There is some novelty to seeing Pac-Man marauding down the streets like some giant yellow menace and I’m sure if I ever actually played Caterpillar, I would have had an opinion on how faithfully it was rendered on screen as an alien attack, but that was before even my time.  The production value of the film is quite good, certainly befitting of its $88 million budget.  But other than the fact that it looks good in HD there isn’t a whole lot to praise here. I mean, I guess I enjoyed it more than Ready Player One, which is a bar set so low an actual caterpillar could hurdle it.

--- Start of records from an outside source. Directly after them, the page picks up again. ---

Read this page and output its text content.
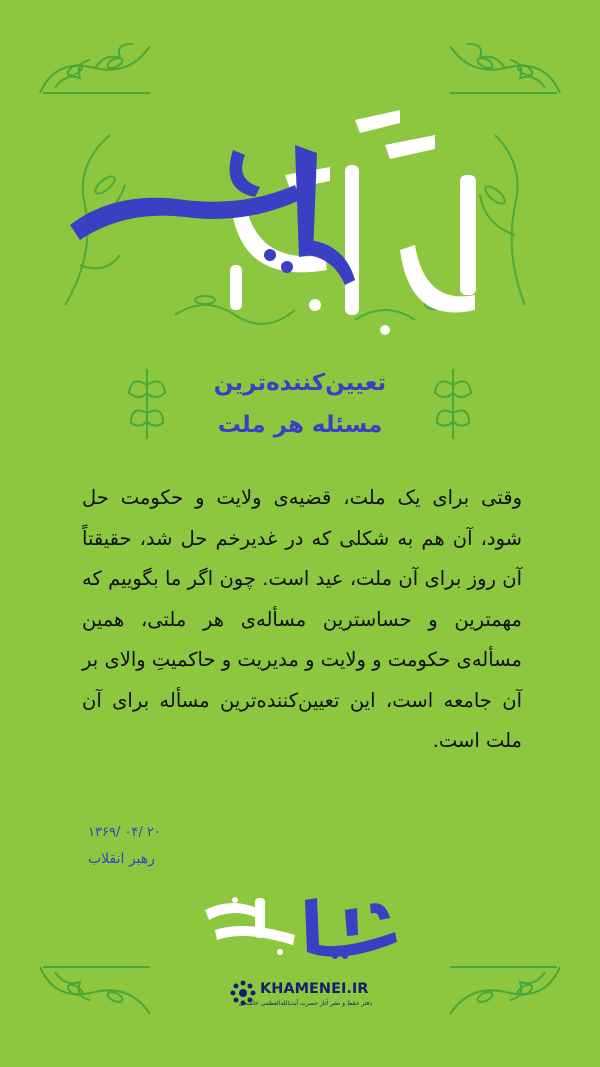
تعیین‌کننده‌ترین
مسئله هر ملت
وقتی برای یک ملت، قضیه‌ی ولایت و حکومت حل شود، آن هم به شکلی که در غدیرخم حل شد، حقیقتاً آن روز برای آن ملت، عید است. چون اگر ما بگوییم که مهمترین و حساسترین مسأله‌ی هر ملتی، همین مسأله‌ی حکومت و ولایت و مدیریت و حاکمیتِ والای بر آن جامعه است، این تعیین‌کننده‌ترین مسأله برای آن ملت است.
۱۳۶۹/ ۰۴/ ۲۰
رهبر انقلاب
KHAMENEI.IR
دفتر حفظ و نشر آثار حضرت آیت‌الله‌العظمی خامنه‌ای
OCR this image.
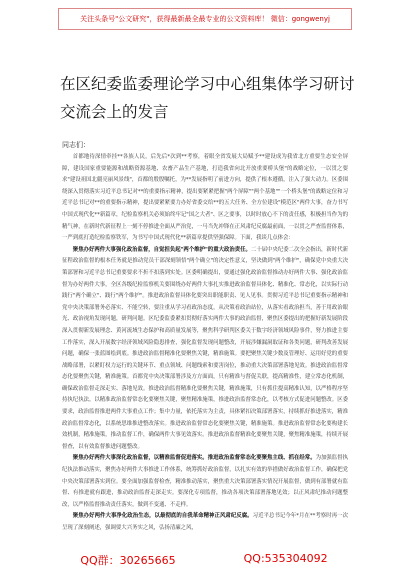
关注头条号"公文研究"，获得最新最全最专业的公文资料库！ 微信：gongwenyj
在区纪委监委理论学习中心组集体学习研讨交流会上的发言
同志们：

首都地待深情牵挂**各族人民，后先后*次到**考察，着眼全省发展大局赋予**建设成为我省北方重要生态安全屏障，建设国家重要能源和战略资源基地、农畜产品生产基地，打造我省向北开放重要桥头堡"的战略定位，一以贯之要求"建设祖国北疆亮丽风景线"，首都的殷殷嘱托，为**发展指明了前进方向，提供了根本遵循，注入了强大动力。区委围绕深入贯彻落实习近平总书记对**的重要指示精神，提出要紧紧把握"两个屏障""两个基地""一个桥头堡"的战略定位和习近平总书记对**的重要指示精神，提出要紧紧要力办好省委交给**的五大任务、全方位建设"模范区"两件大事，奋力书写中国式现代化**新篇章，纪检监察机关必须始终牢记"国之大者"、区之要事，以时时放心不下的责任感，积极担当作为的精气神，在新时代新征程上一刻不停推进全面从严治党，一马当先冲锋在正风肃纪反腐最前面，一以贯之严查监督体系，一严到底打造纪检监察铁军，为书写中国式现代化**新篇章提供坚强保障。下面，我谈几点体会：

聚焦办好两件大事强化政治监督，自觉担负起"两个维护"的重大政治责任。二十届中央纪委二次全会指出，新时代新征程政治监督的根本任务就是推动党员干部深刻领悟"两个确立"的决定性意义，坚决做到"两个维护"，确保党中央重大决策部署和习近平总书记重要要求不折不扣落到实处。区委明确提出，要通过强化政治监督推动办好两件大事、强化政治监督为办好两件大事，全区各级纪检监察机关要围绕办好两件大事扎实推进政治监督具体化、精准化、常态化，以实际行动践行"两个确立"、践行"两个维护"。推进政治监督具体化要突出职能职责、见人见事。贯彻习近平总书记重要指示精神和党中央决策部署务必落实、不能空转，要注重从学习看政治态度，从决策看政治站位，从落实看政治担当，善于用政治眼光、政治视角发现问题，研判问题。区纪委监委紧扣贯彻好落实两件大事的政治监督，聚焦区委提出的把握好新发展阶段深入贯彻新发展理念、黄河流域生态保护和高质量发展等，聚焦科学研判区委关于数字经济领域风险事件，努力推进主要工作落实，深入开展数字经济领域风险隐患排查，强化监督发现问题整改，开展涉嫌漏洞取证和各类问题，研判改善发展问题，确保一张蓝图绘到底。推进政治监督精准化要聚焦关键，精准施策。要把聚焦关键少数及管理好、运用好党的重要战略部署，以紧盯权力运行的关键环节、重点领域、问题线索和要害岗位，推动重大决策部署落地见效。推进政治监督常态化要聚焦关键，精准施策。首都党中央决策部署涉及方方面面，只有精准与督促关联，提高精准性，建立常态化机制，确保政治监督走深走实、落地见效。推进政治监督精准化要聚焦关键，精准施策，只有抓住提高精准认知，以严格程序坚持执纪执法。以精准政治监督常态化要聚焦关键，聚焦精准施策，推进政治监督常态化，以考核方式促进问题整改。区委要求，政治监督推进两件大事重点工作；集中力量，依托落实为主责，具体紧扣决策部署落实，持续抓好推进落实，精准政治监督常态化，以系统思维推进整改落实。推进政治监督常态化要聚焦关键，精准施策。推进政治监督常态化要构建长效机制，精准施策，推动监督工作，确保两件大事见效落实。推进政治监督精准化要聚焦关键，聚焦精准施策，持续开展督查，以有效监督推进问题整改。

聚焦办好两件大事深化政治监督，以精准监督促进落实。推进政治监督常态化要聚焦主线、抓在经常。为加强监督执纪执法推动落实，聚焦办好两件大事推进工作体系，统筹抓好政治监督，以扎实有效的举措做好政治监督工作，确保把党中央决策部署落实到位。要全面加强监督检查，精准推动落实，聚焦重大决策部署落实情况开展监督，做到有部署就有监督、有推进就有跟进，推动政治监督走深走实。要深化专项监督，推动各项决策部署落地见效；以正风肃纪推动问题整改，以严格监督推动责任落实，做到不变通、不走样。

聚焦办好两件大事净化政治生态，以最彻底的自我革命精神正风肃纪反腐。习近平总书记今年*月在**考察时再一次呈现了深刻阐述，强调要大兴务实之风，弘扬清廉之风，

QQ群：30265665	QQ:535304092
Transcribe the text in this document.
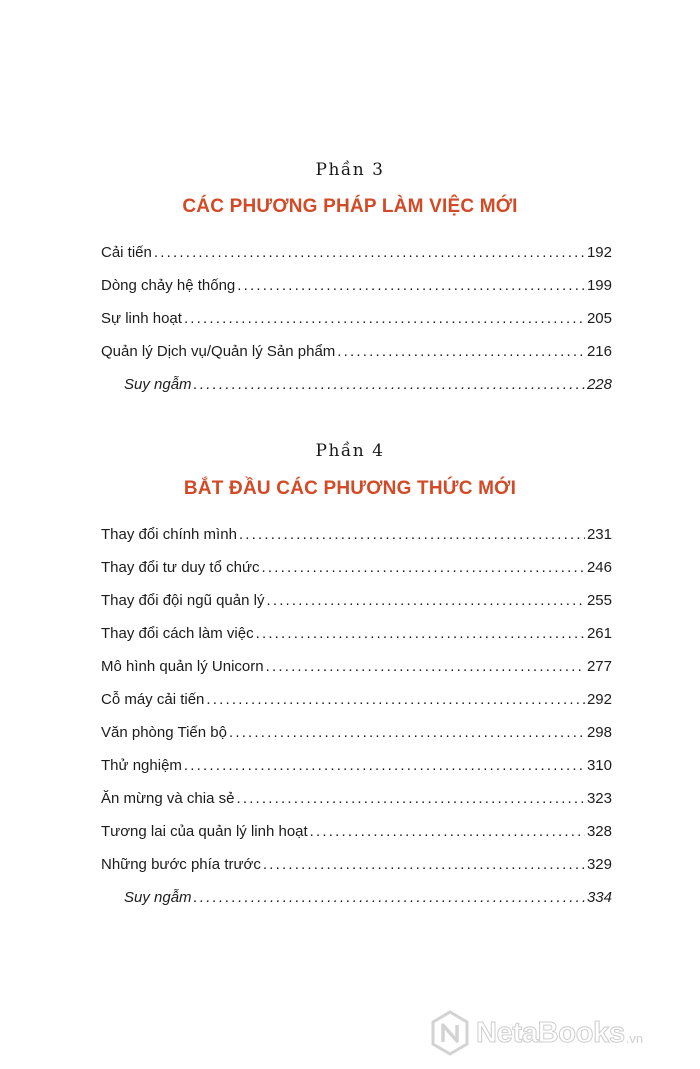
Phần 3
CÁC PHƯƠNG PHÁP LÀM VIỆC MỚI
Cải tiến .....	192
Dòng chảy hệ thống .....	199
Sự linh hoạt .....	205
Quản lý Dịch vụ/Quản lý Sản phẩm .....	216
Suy ngẫm .....	228
Phần 4
BẮT ĐẦU CÁC PHƯƠNG THỨC MỚI
Thay đổi chính mình .....	231
Thay đổi tư duy tổ chức .....	246
Thay đổi đội ngũ quản lý .....	255
Thay đổi cách làm việc .....	261
Mô hình quản lý Unicorn .....	277
Cỗ máy cải tiến .....	292
Văn phòng Tiến bộ .....	298
Thử nghiệm .....	310
Ăn mừng và chia sẻ .....	323
Tương lai của quản lý linh hoạt .....	328
Những bước phía trước .....	329
Suy ngẫm .....	334
NetaBooks .vn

However, it did something for me that I sorely needed at the time; it allowed me to turn my brain off.  And I mean all the way off.  Everything about it that was stupid, for some reason, didn’t bother me and its failure to engage my emotions in any way was a welcome reprieve from the world at large.  So now, in a way that I cannot possibly explain, I have a strange level of affection for a movie that is bad, that I know is bad, and that I couldn’t defend in just about any way.  I could say that I got three genuine laughs during its rather unnecessarily long 1 hour, 46 minute run time (the first 40 minutes or so really drag, with way too much setup), which is a better hit rate than some sitcoms.  It’s three more laughs than I got in the entire 16 episode first season of the Night Court reboot, but that’s not what matters to me when it comes to Pixels (also, don’t watch the Night Court reboot, it’s bad in a way that’s not good at all; I suffered through that so you don’t have to).

This isn’t really a review of Pixels, I couldn’t in good conscience tell you to watch it just because I found some comfort in it.  It’s more of a song of praise for finding the right kind of trash in the moment you need it.  And, dear readers, you know I try to be honest with you; I tell you when things make me cry, I tell you when they make me laugh, when they make me question my own existence, and when a guilty pleasure shouldn’t be guilty at all.  Because we are all so hard on ourselves in a world that’s really hard on us too, so if you like something that’s bad, or even if you don’t like it and it makes you feel good or even just feel nothing at all, that deserves to celebrated and you don’t deserve to feel bad about it.  So, I leave you with this final thought: remember to be kind to yourself, be kind to others, and if you can, watch Be Kind Rewind; it’s really a hidden gem.